Bhagwan Mahavira - Life & Philosophy
By Mr. Satish Kumar Jain
The life of Bhagwan Mahavira, the 24th Tirthankara, is not merely an apotheosis or a defied ideal; his teachings epitomise quintessence of the cultural of compassion, non-violence, equanimity and understanding the view point of others. The theory of Anekanta and Syadvada, on which he laid great stress, reinforced the intellectual and philosophical foundation of relativism, mutual understanding and tolerance.

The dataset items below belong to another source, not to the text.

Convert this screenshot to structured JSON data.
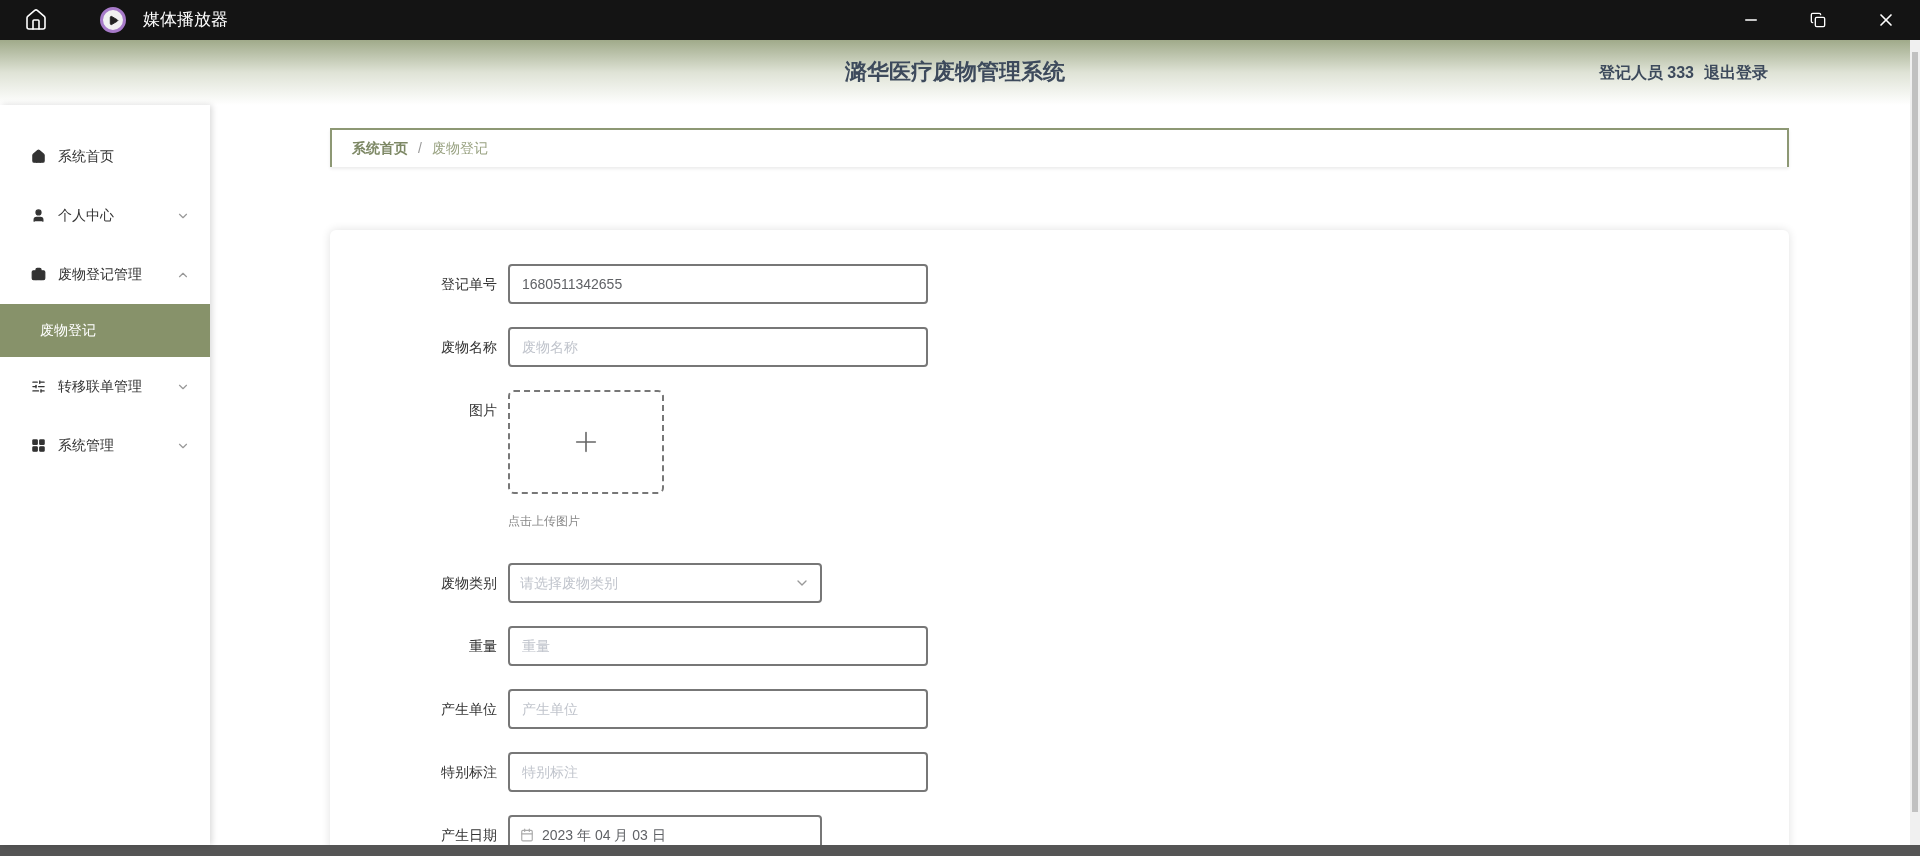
{
  "window": {
    "title": "媒体播放器"
  },
  "header": {
    "title": "潞华医疗废物管理系统",
    "user": "登记人员 333",
    "logout": "退出登录"
  },
  "sidebar": {
    "items": [
      {
        "label": "系统首页"
      },
      {
        "label": "个人中心",
        "expanded": false
      },
      {
        "label": "废物登记管理",
        "expanded": true,
        "children": [
          {
            "label": "废物登记",
            "selected": true
          }
        ]
      },
      {
        "label": "转移联单管理",
        "expanded": false
      },
      {
        "label": "系统管理",
        "expanded": false
      }
    ]
  },
  "breadcrumb": {
    "separator": "/",
    "items": [
      {
        "label": "系统首页"
      },
      {
        "label": "废物登记"
      }
    ]
  },
  "form": {
    "fields": [
      {
        "kind": "text",
        "label": "登记单号",
        "value": "1680511342655"
      },
      {
        "kind": "text",
        "label": "废物名称",
        "placeholder": "废物名称"
      },
      {
        "kind": "upload",
        "label": "图片",
        "hint": "点击上传图片"
      },
      {
        "kind": "select",
        "label": "废物类别",
        "placeholder": "请选择废物类别"
      },
      {
        "kind": "text",
        "label": "重量",
        "placeholder": "重量"
      },
      {
        "kind": "text",
        "label": "产生单位",
        "placeholder": "产生单位"
      },
      {
        "kind": "text",
        "label": "特别标注",
        "placeholder": "特别标注"
      },
      {
        "kind": "date",
        "label": "产生日期",
        "value": "2023 年 04 月 03 日"
      }
    ]
  }
}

Born in a Ksatriya family on March 30, B. C. 599 (Chaitra Shukla 13 at Kundagrama (Kundapura) in the republic of Vaishali (present Basadh in Muzafarpur district of Bihar), he received all care, training and affection, which the son of a chief could have. His father Siddhartha, a Kashyapa Gotri, was a Ksatriya chief. The mother Trisala Devi was the daughter or sister of Chetaka, the emperor of the republic of Vaisali. Trisala’s five other sisters were married to powerful rulers of the time; the other two sisters Jyestha and Cchandana did not marry and became the Aryka (Nun) under the organisation of Bhagawan Mahavira. Siddharatha and Trisala were the followers of 23rd Tirthankara Parsvanatha.

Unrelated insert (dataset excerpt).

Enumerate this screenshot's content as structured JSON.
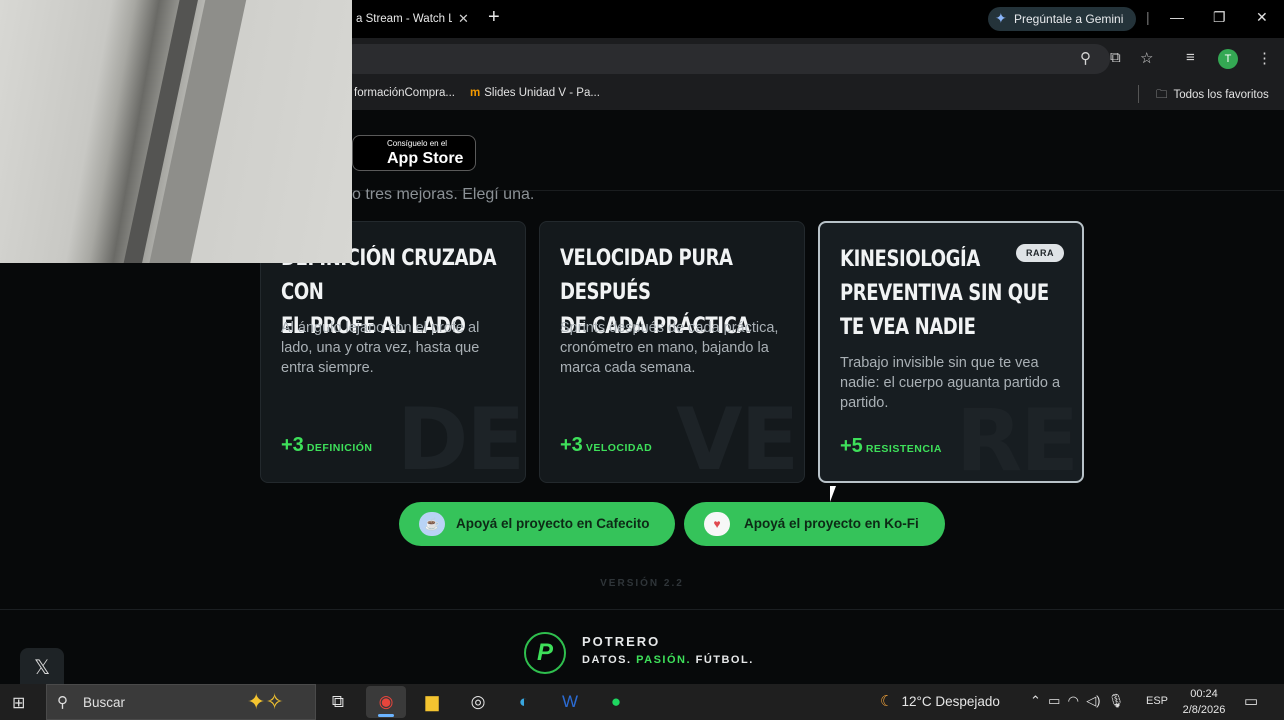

Birth name of Mahavira was Vardhamana. The different names Ativira, Sanmativira, Mahavira were the epithets conferred upon him for his acts of boldness and bravery at different occasions. The universality of the application of the name Mahavira has rendered it functionally equivalent to a personal name.

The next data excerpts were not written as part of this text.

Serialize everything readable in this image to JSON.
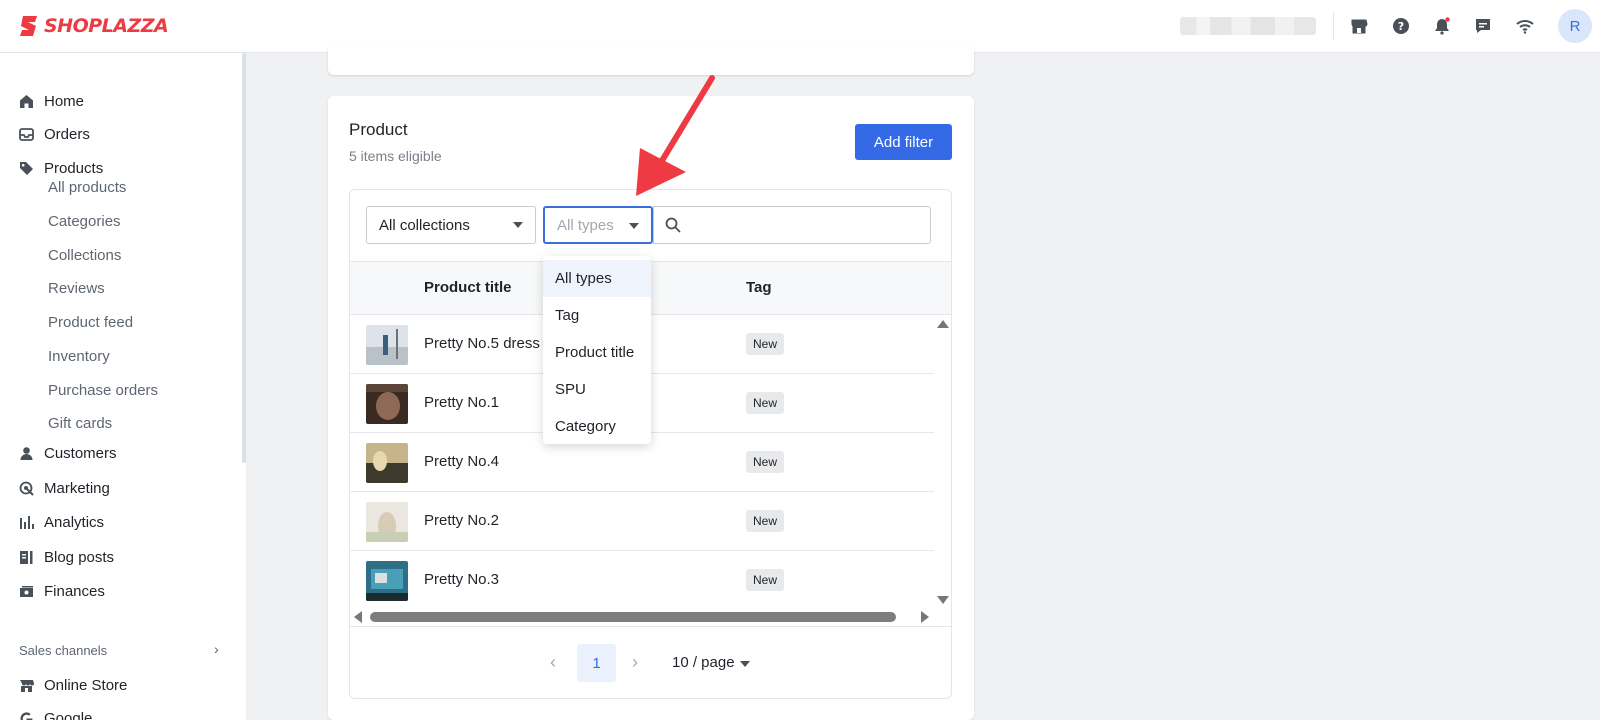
{
  "app": {
    "brand": "SHOPLAZZA",
    "avatar_initial": "R",
    "brand_color": "#ee3a43",
    "accent_color": "#356ae6"
  },
  "topbar": {
    "icons": [
      "store-icon",
      "help-icon",
      "bell-icon",
      "chat-icon",
      "wifi-icon"
    ]
  },
  "sidebar": {
    "items": [
      {
        "label": "Home",
        "icon": "home-icon"
      },
      {
        "label": "Orders",
        "icon": "inbox-icon"
      },
      {
        "label": "Products",
        "icon": "tag-icon"
      },
      {
        "label": "Customers",
        "icon": "person-icon"
      },
      {
        "label": "Marketing",
        "icon": "target-icon"
      },
      {
        "label": "Analytics",
        "icon": "bar-chart-icon"
      },
      {
        "label": "Blog posts",
        "icon": "blog-icon"
      },
      {
        "label": "Finances",
        "icon": "finance-icon"
      }
    ],
    "product_subitems": [
      "All products",
      "Categories",
      "Collections",
      "Reviews",
      "Product feed",
      "Inventory",
      "Purchase orders",
      "Gift cards"
    ],
    "sales_channels_label": "Sales channels",
    "channels": [
      {
        "label": "Online Store",
        "icon": "store-icon"
      },
      {
        "label": "Google",
        "icon": "google-icon"
      }
    ]
  },
  "product_card": {
    "title": "Product",
    "subtitle": "5 items eligible",
    "add_filter_label": "Add filter",
    "collections_select": "All collections",
    "types_select": "All types",
    "search_placeholder": ""
  },
  "type_dropdown": {
    "options": [
      "All types",
      "Tag",
      "Product title",
      "SPU",
      "Category"
    ],
    "selected": "All types"
  },
  "table": {
    "columns": [
      "Product title",
      "Tag"
    ],
    "rows": [
      {
        "title": "Pretty No.5 dress",
        "tag": "New"
      },
      {
        "title": "Pretty No.1",
        "tag": "New"
      },
      {
        "title": "Pretty No.4",
        "tag": "New"
      },
      {
        "title": "Pretty No.2",
        "tag": "New"
      },
      {
        "title": "Pretty No.3",
        "tag": "New"
      }
    ]
  },
  "pagination": {
    "current_page": "1",
    "page_size": "10 / page"
  }
}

Born in a princely family, all the comforts of life were available to him but child Mahavira did not evince interest in worldly pleasures. Having strong spiritualism and desired to do good of the people, he had a strong urge of renunciation of worldly attachments. Deep affection and persuasion of his parents and relatives could not keep him confined to the family bonds. Spiritualism and renunciation so much prevailed over him that ultimately on November 11, B. C. 570 (Marga-sirsha Krishnadasmi), at the age of 30 years, he left the palace and proceeded to the park, Jnatrakhanda-vana, close to Kundapura and relinquished his ornaments and clothes. He pulled out his hair by his hands and initiated himself as a Digambara Jain monk. He observed fast for three days and then plunged himself into mediation. After sometime he started touring various parts of the country. He lived in gardens and parks, but as required by the rules of his vows and fasts, he entered a town or a village once in a day and accepted the food offered to him according to the norms laid down for Jain ascetics. In a standing or squatting posture, and with his eyes fixed on the tip of nose, he spent his time in mediation and in reflecting on the Atman (soul) and in cultivating the attitude of equanimity towards one and all. Strictly observing his five great vows and other principles, he got himself habituated to endure with peace and patience all physical tortures, known as “parisaha”, like hunger, thirst, cold, heat, mosquito, fly bites etc.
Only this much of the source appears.